Bully for her. Protesting when nobody’s listening is like winking at a girl in the dark. You know what you’re doing, but nobody else does.
Encouraging students to be political and to be motivated to express themselves surely must mean that they can express themselves when there’s somebody there to hear them. You can wonder if a tree that falls in the forest when no one is there makes any sound. But there’s no wonder in the fact that if you put on a mask of Ian Borg when there’s nobody there to see it, you’re not a protester, you’re a fetishist with very particular and rather unattractive inclinations.

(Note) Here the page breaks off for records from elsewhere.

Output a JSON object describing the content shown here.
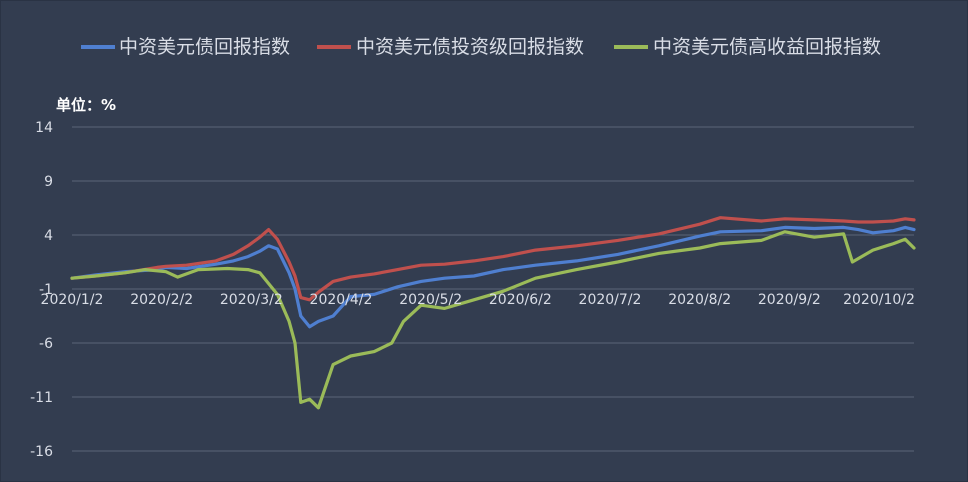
{
  "chart_data": {
    "type": "line",
    "unit_label": "单位：%",
    "ylim": [
      -16,
      14
    ],
    "y_ticks": [
      14,
      9,
      4,
      -1,
      -6,
      -11,
      -16
    ],
    "x_tick_labels": [
      "2020/1/2",
      "2020/2/2",
      "2020/3/2",
      "2020/4/2",
      "2020/5/2",
      "2020/6/2",
      "2020/7/2",
      "2020/8/2",
      "2020/9/2",
      "2020/10/2"
    ],
    "x_range": [
      "2020-01-02",
      "2020-10-15"
    ],
    "grid": true,
    "legend_position": "top",
    "series": [
      {
        "name": "中资美元债回报指数",
        "color": "#4f7fd0",
        "points": [
          [
            "2020-01-02",
            0.0
          ],
          [
            "2020-01-10",
            0.3
          ],
          [
            "2020-01-20",
            0.6
          ],
          [
            "2020-01-31",
            0.8
          ],
          [
            "2020-02-03",
            1.0
          ],
          [
            "2020-02-10",
            0.9
          ],
          [
            "2020-02-20",
            1.3
          ],
          [
            "2020-02-26",
            1.6
          ],
          [
            "2020-03-02",
            2.0
          ],
          [
            "2020-03-06",
            2.5
          ],
          [
            "2020-03-09",
            3.0
          ],
          [
            "2020-03-12",
            2.7
          ],
          [
            "2020-03-16",
            0.5
          ],
          [
            "2020-03-18",
            -1.0
          ],
          [
            "2020-03-20",
            -3.5
          ],
          [
            "2020-03-23",
            -4.5
          ],
          [
            "2020-03-26",
            -4.0
          ],
          [
            "2020-03-31",
            -3.5
          ],
          [
            "2020-04-06",
            -1.7
          ],
          [
            "2020-04-14",
            -1.5
          ],
          [
            "2020-04-22",
            -0.8
          ],
          [
            "2020-04-30",
            -0.3
          ],
          [
            "2020-05-08",
            0.0
          ],
          [
            "2020-05-18",
            0.2
          ],
          [
            "2020-05-28",
            0.8
          ],
          [
            "2020-06-08",
            1.2
          ],
          [
            "2020-06-22",
            1.6
          ],
          [
            "2020-07-06",
            2.2
          ],
          [
            "2020-07-20",
            3.0
          ],
          [
            "2020-08-03",
            3.9
          ],
          [
            "2020-08-10",
            4.3
          ],
          [
            "2020-08-24",
            4.4
          ],
          [
            "2020-09-01",
            4.7
          ],
          [
            "2020-09-11",
            4.6
          ],
          [
            "2020-09-21",
            4.7
          ],
          [
            "2020-09-26",
            4.5
          ],
          [
            "2020-10-01",
            4.2
          ],
          [
            "2020-10-08",
            4.4
          ],
          [
            "2020-10-12",
            4.7
          ],
          [
            "2020-10-15",
            4.5
          ]
        ]
      },
      {
        "name": "中资美元债投资级回报指数",
        "color": "#c0504d",
        "points": [
          [
            "2020-01-02",
            0.0
          ],
          [
            "2020-01-10",
            0.2
          ],
          [
            "2020-01-20",
            0.5
          ],
          [
            "2020-01-31",
            1.0
          ],
          [
            "2020-02-03",
            1.1
          ],
          [
            "2020-02-10",
            1.2
          ],
          [
            "2020-02-20",
            1.6
          ],
          [
            "2020-02-26",
            2.2
          ],
          [
            "2020-03-02",
            3.0
          ],
          [
            "2020-03-06",
            3.8
          ],
          [
            "2020-03-09",
            4.5
          ],
          [
            "2020-03-12",
            3.6
          ],
          [
            "2020-03-16",
            1.5
          ],
          [
            "2020-03-18",
            0.2
          ],
          [
            "2020-03-20",
            -1.8
          ],
          [
            "2020-03-23",
            -2.0
          ],
          [
            "2020-03-26",
            -1.3
          ],
          [
            "2020-03-31",
            -0.3
          ],
          [
            "2020-04-06",
            0.1
          ],
          [
            "2020-04-14",
            0.4
          ],
          [
            "2020-04-22",
            0.8
          ],
          [
            "2020-04-30",
            1.2
          ],
          [
            "2020-05-08",
            1.3
          ],
          [
            "2020-05-18",
            1.6
          ],
          [
            "2020-05-28",
            2.0
          ],
          [
            "2020-06-08",
            2.6
          ],
          [
            "2020-06-22",
            3.0
          ],
          [
            "2020-07-06",
            3.5
          ],
          [
            "2020-07-20",
            4.1
          ],
          [
            "2020-08-03",
            5.0
          ],
          [
            "2020-08-10",
            5.6
          ],
          [
            "2020-08-24",
            5.3
          ],
          [
            "2020-09-01",
            5.5
          ],
          [
            "2020-09-11",
            5.4
          ],
          [
            "2020-09-21",
            5.3
          ],
          [
            "2020-09-26",
            5.2
          ],
          [
            "2020-10-01",
            5.2
          ],
          [
            "2020-10-08",
            5.3
          ],
          [
            "2020-10-12",
            5.5
          ],
          [
            "2020-10-15",
            5.4
          ]
        ]
      },
      {
        "name": "中资美元债高收益回报指数",
        "color": "#9bbb59",
        "points": [
          [
            "2020-01-02",
            0.0
          ],
          [
            "2020-01-10",
            0.2
          ],
          [
            "2020-01-20",
            0.5
          ],
          [
            "2020-01-27",
            0.8
          ],
          [
            "2020-02-03",
            0.6
          ],
          [
            "2020-02-07",
            0.1
          ],
          [
            "2020-02-14",
            0.8
          ],
          [
            "2020-02-24",
            0.9
          ],
          [
            "2020-03-02",
            0.8
          ],
          [
            "2020-03-06",
            0.5
          ],
          [
            "2020-03-12",
            -1.5
          ],
          [
            "2020-03-16",
            -4.0
          ],
          [
            "2020-03-18",
            -6.0
          ],
          [
            "2020-03-20",
            -11.5
          ],
          [
            "2020-03-23",
            -11.2
          ],
          [
            "2020-03-26",
            -12.0
          ],
          [
            "2020-03-31",
            -8.0
          ],
          [
            "2020-04-06",
            -7.2
          ],
          [
            "2020-04-14",
            -6.8
          ],
          [
            "2020-04-20",
            -6.0
          ],
          [
            "2020-04-24",
            -4.0
          ],
          [
            "2020-04-30",
            -2.5
          ],
          [
            "2020-05-08",
            -2.8
          ],
          [
            "2020-05-18",
            -2.0
          ],
          [
            "2020-05-28",
            -1.2
          ],
          [
            "2020-06-08",
            0.0
          ],
          [
            "2020-06-22",
            0.8
          ],
          [
            "2020-07-06",
            1.5
          ],
          [
            "2020-07-20",
            2.3
          ],
          [
            "2020-08-03",
            2.8
          ],
          [
            "2020-08-10",
            3.2
          ],
          [
            "2020-08-24",
            3.5
          ],
          [
            "2020-09-01",
            4.3
          ],
          [
            "2020-09-11",
            3.8
          ],
          [
            "2020-09-21",
            4.1
          ],
          [
            "2020-09-24",
            1.5
          ],
          [
            "2020-10-01",
            2.6
          ],
          [
            "2020-10-08",
            3.2
          ],
          [
            "2020-10-12",
            3.6
          ],
          [
            "2020-10-15",
            2.8
          ]
        ]
      }
    ]
  }
}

The university is another institution captured by the Labour Party. Yesterday’s act of blatant censorship, officially justified in a statement by the unashamed excuse that there were too many people at university that could see the protest for it to be acceptable, is the work of Alfred Vella, a Labour apparatchik with an elaborate toga who runs the university as its rector with 5 – five! – pro-rectors that help him bring everyone in line.

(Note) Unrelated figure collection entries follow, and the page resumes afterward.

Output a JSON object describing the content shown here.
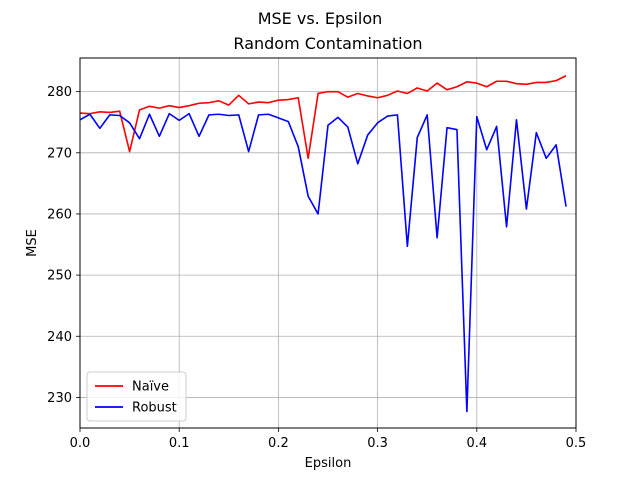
{
  "chart_data": {
    "type": "line",
    "title": "MSE vs. Epsilon",
    "subtitle": "Random Contamination",
    "xlabel": "Epsilon",
    "ylabel": "MSE",
    "xlim": [
      0,
      0.5
    ],
    "ylim": [
      225,
      285.5
    ],
    "xticks": [
      0.0,
      0.1,
      0.2,
      0.3,
      0.4,
      0.5
    ],
    "xtick_labels": [
      "0.0",
      "0.1",
      "0.2",
      "0.3",
      "0.4",
      "0.5"
    ],
    "yticks": [
      230,
      240,
      250,
      260,
      270,
      280
    ],
    "ytick_labels": [
      "230",
      "240",
      "250",
      "260",
      "270",
      "280"
    ],
    "grid": true,
    "legend_position": "bottom-left",
    "x": [
      0.0,
      0.01,
      0.02,
      0.03,
      0.04,
      0.05,
      0.06,
      0.07,
      0.08,
      0.09,
      0.1,
      0.11,
      0.12,
      0.13,
      0.14,
      0.15,
      0.16,
      0.17,
      0.18,
      0.19,
      0.2,
      0.21,
      0.22,
      0.23,
      0.24,
      0.25,
      0.26,
      0.27,
      0.28,
      0.29,
      0.3,
      0.31,
      0.32,
      0.33,
      0.34,
      0.35,
      0.36,
      0.37,
      0.38,
      0.39,
      0.4,
      0.41,
      0.42,
      0.43,
      0.44,
      0.45,
      0.46,
      0.47,
      0.48,
      0.49
    ],
    "series": [
      {
        "name": "Naïve",
        "color": "#ff0000",
        "values": [
          276.5,
          276.4,
          276.7,
          276.6,
          276.8,
          270.2,
          277.0,
          277.6,
          277.3,
          277.7,
          277.4,
          277.7,
          278.1,
          278.2,
          278.5,
          277.8,
          279.4,
          278.0,
          278.3,
          278.2,
          278.6,
          278.7,
          279.0,
          269.1,
          279.7,
          280.0,
          280.0,
          279.1,
          279.7,
          279.3,
          279.0,
          279.4,
          280.1,
          279.7,
          280.6,
          280.1,
          281.4,
          280.3,
          280.8,
          281.6,
          281.4,
          280.8,
          281.7,
          281.7,
          281.3,
          281.2,
          281.5,
          281.5,
          281.8,
          282.6
        ]
      },
      {
        "name": "Robust",
        "color": "#0000ff",
        "values": [
          275.4,
          276.3,
          274.0,
          276.2,
          276.1,
          274.9,
          272.3,
          276.3,
          272.7,
          276.4,
          275.3,
          276.4,
          272.7,
          276.2,
          276.3,
          276.1,
          276.2,
          270.2,
          276.2,
          276.3,
          275.7,
          275.1,
          271.0,
          262.9,
          260.0,
          274.5,
          275.8,
          274.2,
          268.2,
          272.9,
          274.9,
          276.0,
          276.2,
          254.7,
          272.5,
          276.2,
          256.1,
          274.1,
          273.8,
          227.7,
          275.9,
          270.5,
          274.3,
          257.9,
          275.4,
          260.8,
          273.3,
          269.1,
          271.3,
          261.2
        ]
      }
    ]
  }
}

Yesterday’s act of blatant censorship would have been enforced through one pro-rector specifically, Carmen Sammut, whose responsibility it is to oversee events like fresher’s week. Her entire career has been consumed by the rewriting of history and kerfuffing political commentary in a way that in her mind the behaviour of Malta’s Labour Party makes some sort of sense. From a revisionist ideologue she has now been given a position of power, invited to write Kafkaesque history, rather than just reinventing it. And we can see how she’s using that power, by policing the university’s sterile complacency, conformity and compliance. Mrs Dolores Fuckin’ Umbridge.
Remember the same people who now wear the trappings of state power carrying a coffin in the streets in which they symbolically buried free speech because the university pulled a printed student magazine article written from the autobiographical point of view of a violent and sadistic child rapist?
I cannot justify that university decision. The rector at the time said his lawyers told him the article breached obscenity laws and if he permitted its circulation, he’d be criminally liable. So, it is hard to blame the rector for that act of censorship. But the laws that he applied amounted to censorship and free-speech campaigners were right to protest.
But where are they now? How can they march in the street for the right to write from the perspective of a violent, sadistic child rapist but be ambivalent – and in their silence, hostile – to the right to mock a government minister?
This reality sums the situation up. The government tells us we are free. And we are, as long as the views we express are in conformity with its own. Graffitti is not free to put on an Ian Borg mask in Freshers’ Week because there are too many people watching.
My message to Graffitti is this. When they took away, every day, flowers and candles and messages of protest from the great siege memorial in Valletta because they don’t like that we protest for truth and justice for Daphne you should have stood up to notice.
Heard what they said? “The UM feels that this event is not the appropriate platform to voice any form of protest.” That’s exactly like ‘the great siege memorial is a national monument and not the appropriate location to remember a journalist’. It’s exactly like ‘the front of their own private property is not the appropriate place for the Caruana Galizia family to hang a banner asking who killed their mother’.
In other words, here, when a protest happens it is not the protesters that get to decide where and how it happens, but those protested against.
If they don’t like what you say, they’ll come take it away from you and put it in rubbish bins. If they can do it to us, they can do it to you. They’ll do it to anyone that dares step in their way … when others are watching.